In a somewhat surprising prisoner free exercise decision this week, a Virginia federal district court held that the Virginia Department of Corrections violated RLUIPA and the First Amendment when it refused to recognize the Nations of Gods and Earths (NGE) as a religion and instead designated it a gang or "Security Threat Group." In Coward v. Robinson, (ED VA, Aug. 28, 2017), the court in a 47-page opinion citing what was clearly an extensive evidentiary record concluded that "there is insufficient evidence in this record to conclude that the NGE is a violent, racially supremacist gang." It went on: "Even if the Department could show that designating the NGE as a gang subject to a zero
tolerance policy serves a compelling interest, it cannot demonstrate that its policies are the least restrictive means of furthering that interest."

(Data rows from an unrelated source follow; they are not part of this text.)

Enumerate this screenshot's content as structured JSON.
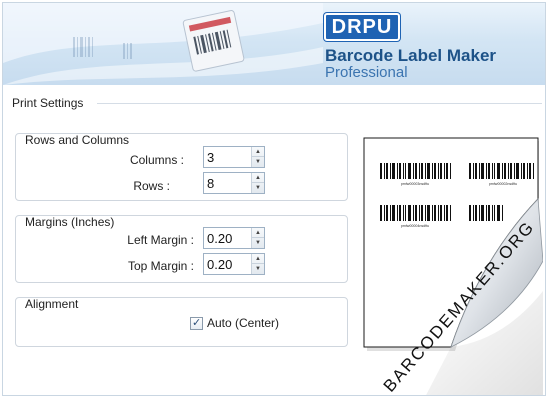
{
  "brand": {
    "logo_text": "DRPU",
    "title": "Barcode Label Maker",
    "edition": "Professional"
  },
  "print_settings": {
    "title": "Print Settings",
    "rows_and_columns": {
      "legend": "Rows and Columns",
      "columns_label": "Columns :",
      "columns_value": "3",
      "rows_label": "Rows :",
      "rows_value": "8"
    },
    "margins": {
      "legend": "Margins (Inches)",
      "left_label": "Left Margin :",
      "left_value": "0.20",
      "top_label": "Top Margin :",
      "top_value": "0.20"
    },
    "alignment": {
      "legend": "Alignment",
      "auto_center_label": "Auto (Center)",
      "auto_center_checked": true
    }
  },
  "preview": {
    "barcode_captions": [
      "pmfw00003nsdftu",
      "pmfw00002nsdftu",
      "pmfw00004nsdftu"
    ]
  },
  "watermark": "BARCODEMAKER.ORG",
  "icons": {
    "spin_up": "▲",
    "spin_down": "▼",
    "check": "✓"
  }
}
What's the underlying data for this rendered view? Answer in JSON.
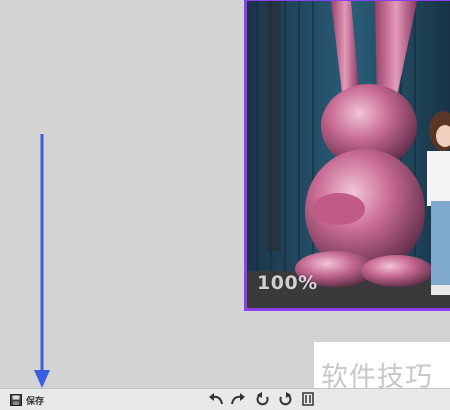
{
  "photo": {
    "zoom_label": "100%",
    "frame_color": "#8a3ff0"
  },
  "annotation": {
    "arrow_color": "#3a5ee0",
    "points_to": "save-button"
  },
  "toolbar": {
    "save_label": "保存",
    "icons": [
      "save-icon",
      "undo-icon",
      "redo-icon",
      "rotate-left-icon",
      "rotate-right-icon",
      "crop-icon"
    ]
  },
  "watermark": {
    "text": "软件技巧"
  }
}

A number of things make this case interesting. It was initially filed in 2010. Appeals in the case (sub. nom. Coward v. Jabe) wound their way up to the 4th Circuit three separate times. In one of its opinions, the 4th Circuit held that even though it had held NGE is not a religion in an unrelated 2012 case, that decision was based on the evidence at trial, and did not mean that NGE would not found to be a religion in other cases. Finally, unlike the vast majority of prisoner cases which are argued pro se, here plaintiff in the proceedings leading to this week's decision had high power counsel. Plaintiff was represented by two lawyers from Kirkland & Ellis, one of whom had previously been a law clerk for Supreme Court Chief Justice John Roberts.